The Alert and Response system was put in place to identify sudden needs and to rapidly deploy support. It complements a broader network of surveillance that collects data from health centers across the country.

Alerts are investigated to verify all the content from a second source (exact location, numbers of people affected, etc.). For this alert, Patricia Santa Olalla, another member of the Alert and Response team, coordinated with AMI. “They did the field research. They sent someone to the community — I think it was a 4-hour walk – to find a place for the helicopter to land and for the treatment unit to be built.” They also confirmed that the community would welcome the treatment unit and offer support, such as helping to move materials from the helicopter to the site.

Arrangements were made with AMI for a medical team, with UNOPS for helicopter transportation, with the PAHO/WHO-managed PROMESS warehouse for medications, tent and cholera beds, and with the French Red Cross for water and sanitation experts.

On Thursday, January 13, a helicopter departed Port-au-Prince with materials and a crew.
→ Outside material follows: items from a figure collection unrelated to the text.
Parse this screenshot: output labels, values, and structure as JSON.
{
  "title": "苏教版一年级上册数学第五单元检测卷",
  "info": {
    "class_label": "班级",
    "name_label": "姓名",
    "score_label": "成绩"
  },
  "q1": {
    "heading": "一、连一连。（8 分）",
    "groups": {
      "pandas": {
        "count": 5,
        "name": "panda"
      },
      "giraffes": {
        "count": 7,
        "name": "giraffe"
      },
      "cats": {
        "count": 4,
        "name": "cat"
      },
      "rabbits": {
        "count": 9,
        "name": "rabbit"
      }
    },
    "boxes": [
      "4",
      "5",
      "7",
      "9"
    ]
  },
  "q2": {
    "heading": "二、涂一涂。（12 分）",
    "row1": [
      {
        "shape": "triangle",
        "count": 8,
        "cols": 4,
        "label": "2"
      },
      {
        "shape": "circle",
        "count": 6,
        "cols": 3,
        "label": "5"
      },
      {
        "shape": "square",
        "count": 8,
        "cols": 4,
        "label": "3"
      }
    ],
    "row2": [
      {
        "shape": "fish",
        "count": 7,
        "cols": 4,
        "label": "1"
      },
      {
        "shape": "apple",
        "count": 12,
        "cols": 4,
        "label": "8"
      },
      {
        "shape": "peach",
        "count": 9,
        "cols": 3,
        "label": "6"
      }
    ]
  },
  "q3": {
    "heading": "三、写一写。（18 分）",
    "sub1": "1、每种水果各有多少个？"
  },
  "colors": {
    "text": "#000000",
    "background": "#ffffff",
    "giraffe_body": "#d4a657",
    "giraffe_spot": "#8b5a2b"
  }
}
But the mission failed. The GPS coordinates were incorrect. The crew landed twice to ask for directions but without success. They flew back to Port-au-Prince disappointed. An areal photo shows how mountainous the area is.  The next day, AMI was able to send a local person who went by foot to the community to get precise GPS coordinates.

With the help of the local Scout troop, a 10-bed treatment unit was set up on Saturday night by the team of water and sanitation experts and AMI epidemiologist Dr. Luis Manuel Rosa Sosa. They also built a meeting tent. At 6:30 in the morning, patients began to arrive. By 9:00 a.m., 15 had been seen by  Dr. Rosa Sosa before the helicopter with the medical crew had even arrived.

“There were so many. The first thing I did was triage who were the most severe cases. There were many people who were sick, but not all with cholera,” says Dr. Rosa Sosa.  Once the medical team arrived,  he was able to start his epidemiological work and headed into nearby communities to get a sense of the spread of the epidemic. “There were people ill with many other types of diseases, people with malnutrition. You feel almost impotent facing the scale of the problem,” he says.

The Haitian medical team that AMI assembled, consisting of a doctor and four nurses, will be relieved every five days because of the extreme pressures of the work.

Patients from that first day included a 9-year-old boy whose mother said he had been sick for four days with vomiting and diarrhea.

Responses to other alerts are not always as dramatic. Often the solution is to set up oral rehydration points or to replenish exhausted supplies and materials.

Oupac’s field clinic will stay in place at least through the end of January. On average, the team must care for six admitted patients at a given time. During the week of January 16-23, they had three deaths, one of whom was  the older man seen in these photos.